I think it's important to learn lessons from each film that you make but I would always aim to apply them to another movie.
 
I directed a Z budget feature with skeleton crew of 2 ppl with other 5 characters from the film helping out..

Thing's I would have done differently..

1) Rehearse the living daylight out of the script. Chances are you will be working with amateur actors or semi professionals and it just helps everyone to be on same page right from the word go. Also since I was doing bazillion things apart from directing, it helps if your actors more or less know what they are doing?But It was also a sci fi/horror film where you had hallucination bits. For that I didn't even tell them what those scenes would be like.

2) I wish I had done a more solid pre production or rather I realised how imp pre stage is? As a beginner, we tend to ignore PRE stage but now having learnt the hard way- NEVER ignore PRE Production.

3) There is a WHOLE world that can be created by the sounds of your film. Get quality audio and spend as much time on mixing sound as you do on editing or vfx.
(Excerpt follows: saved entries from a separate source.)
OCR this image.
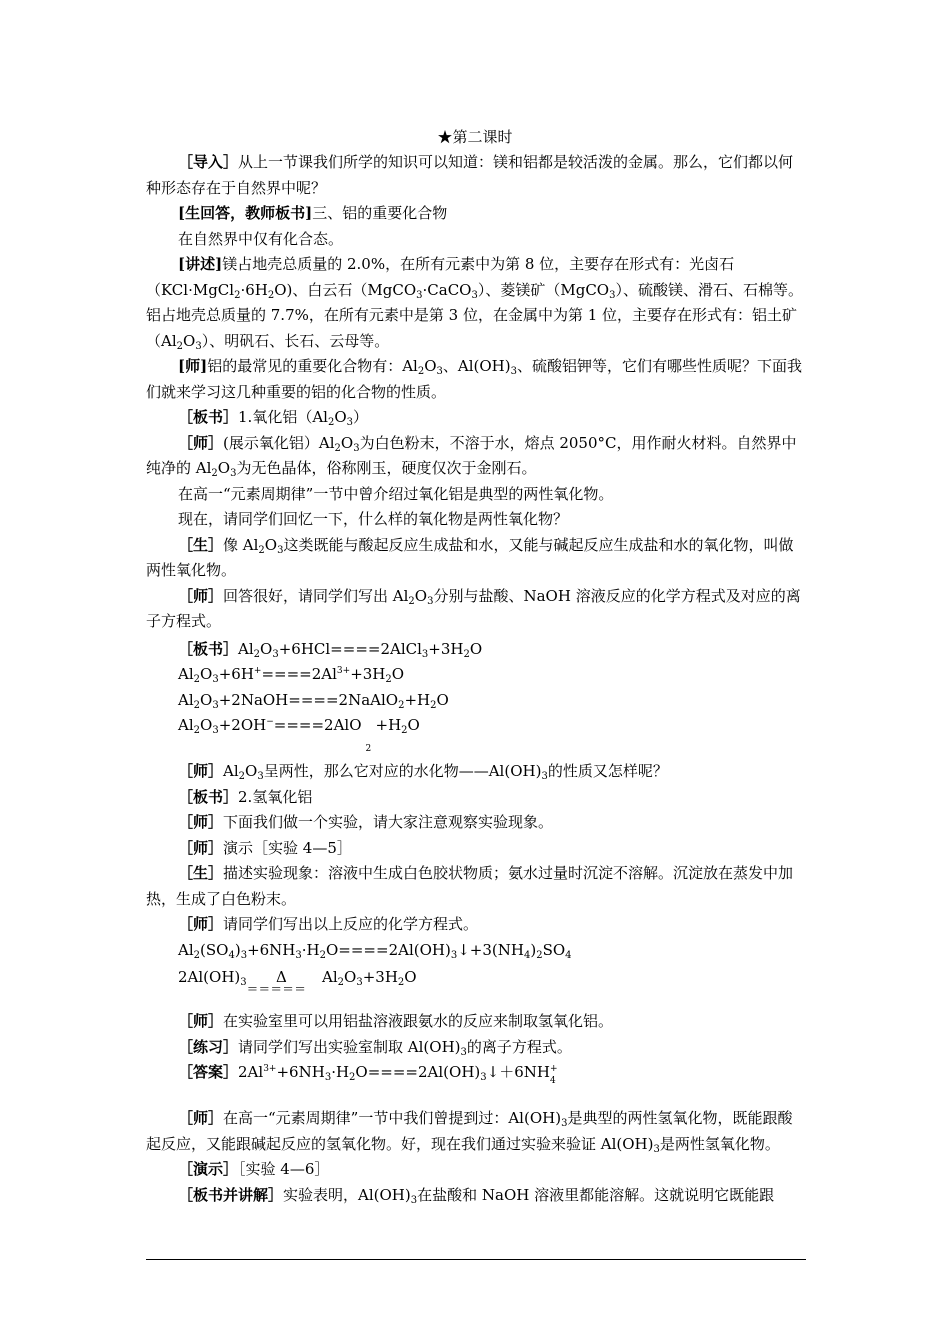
★第二课时

［导入］从上一节课我们所学的知识可以知道：镁和铝都是较活泼的金属。那么，它们都以何种形态存在于自然界中呢？

[生回答，教师板书]三、铝的重要化合物

在自然界中仅有化合态。

[讲述]镁占地壳总质量的 2.0%，在所有元素中为第 8 位，主要存在形式有：光卤石$(KCl\cdot MgCl_2\cdot 6H_2O)$、白云石（MgCO$_3$·CaCO$_3$）、菱镁矿（MgCO$_3$）、硫酸镁、滑石、石棉等。铝占地壳总质量的 7.7%，在所有元素中是第 3 位，在金属中为第 1 位，主要存在形式有：铝土矿$(Al_2O_3)$、明矾石、长石、云母等。

[师]铝的最常见的重要化合物有：$Al_2O_3$、$Al(OH)_3$、硫酸铝钾等，它们有哪些性质呢？下面我们就来学习这几种重要的铝的化合物的性质。

［板书］1.氧化铝$(Al_2O_3)$

［师］(展示氧化铝）$Al_2O_3$为白色粉末，不溶于水，熔点 2050°C，用作耐火材料。自然界中纯净的 $Al_2O_3$为无色晶体，俗称刚玉，硬度仅次于金刚石。

在高一“元素周期律”一节中曾介绍过氧化铝是典型的两性氧化物。

现在，请同学们回忆一下，什么样的氧化物是两性氧化物？

［生］像 $Al_2O_3$这类既能与酸起反应生成盐和水，又能与碱起反应生成盐和水的氧化物，叫做两性氧化物。

［师］回答很好，请同学们写出 $Al_2O_3$分别与盐酸、NaOH 溶液反应的化学方程式及对应的离子方程式。

［板书$]Al_2O_3+6HCl====2AlCl_3+3H_2O$

$Al_2O_3+6H^+====2Al^{3+}+3H_2O$

$Al_2O_3+2NaOH====2NaAlO_2+H_2O$

$Al_2O_3+2OH^-====2AlO$
2
$+H_2O$

［师$]Al_2O_3$呈两性，那么它对应的水化物$——Al(OH)_3$的性质又怎样呢？

［板书］2.氢氧化铝

［师］下面我们做一个实验，请大家注意观察实验现象。

［师］演示［实验 4—5］

［生］描述实验现象：溶液中生成白色胶状物质；氨水过量时沉淀不溶解。沉淀放在蒸发中加热，生成了白色粉末。

［师］请同学们写出以上反应的化学方程式。

$Al_2(SO_4)_3+6NH_3\cdot H_2O====2Al(OH)_3↓+3(NH_4)_2SO_4$

$2Al(OH)_3$ Δ
=====
$Al_2O_3+3H_2O$

［师］在实验室里可以用铝盐溶液跟氨水的反应来制取氢氧化铝。

［练习］请同学们写出实验室制取 $Al(OH)_3$的离子方程式。

［答案$]2Al^{3+}+6NH_3\cdot H_2O====2Al(OH)_3↓+6NH^+$
4

［师］在高一“元素周期律”一节中我们曾提到过：$Al(OH)_3$是典型的两性氢氧化物，既能跟酸起反应，又能跟碱起反应的氢氧化物。好，现在我们通过实验来验证 $Al(OH)_3$是两性氢氧化物。

［演示］［实验 4—6］

［板书并讲解］实验表明，$Al(OH)_3$在盐酸和 NaOH 溶液里都能溶解。这就说明它既能跟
That is why I just don't get filmmakers who don't think they need to rehearse their cast. And, actors who don't think they need rehearsals.

One of my actresses learned the hard way why rehearsals are necessary. She did not want to rehearse, and she clocked a fellow actor across the face with a prop chain for real because she had no feel for timing without rehearsals.
 
I don't get the appeal of remaking something.

I think it's important to learn lessons from each film that you make but I would always aim to apply them to another movie.

It has to do with being a perfectionist. If it did not come out as was hoped, a second shot with some changes in place may make the next go around better.

This is different than what motivates the studios--profit.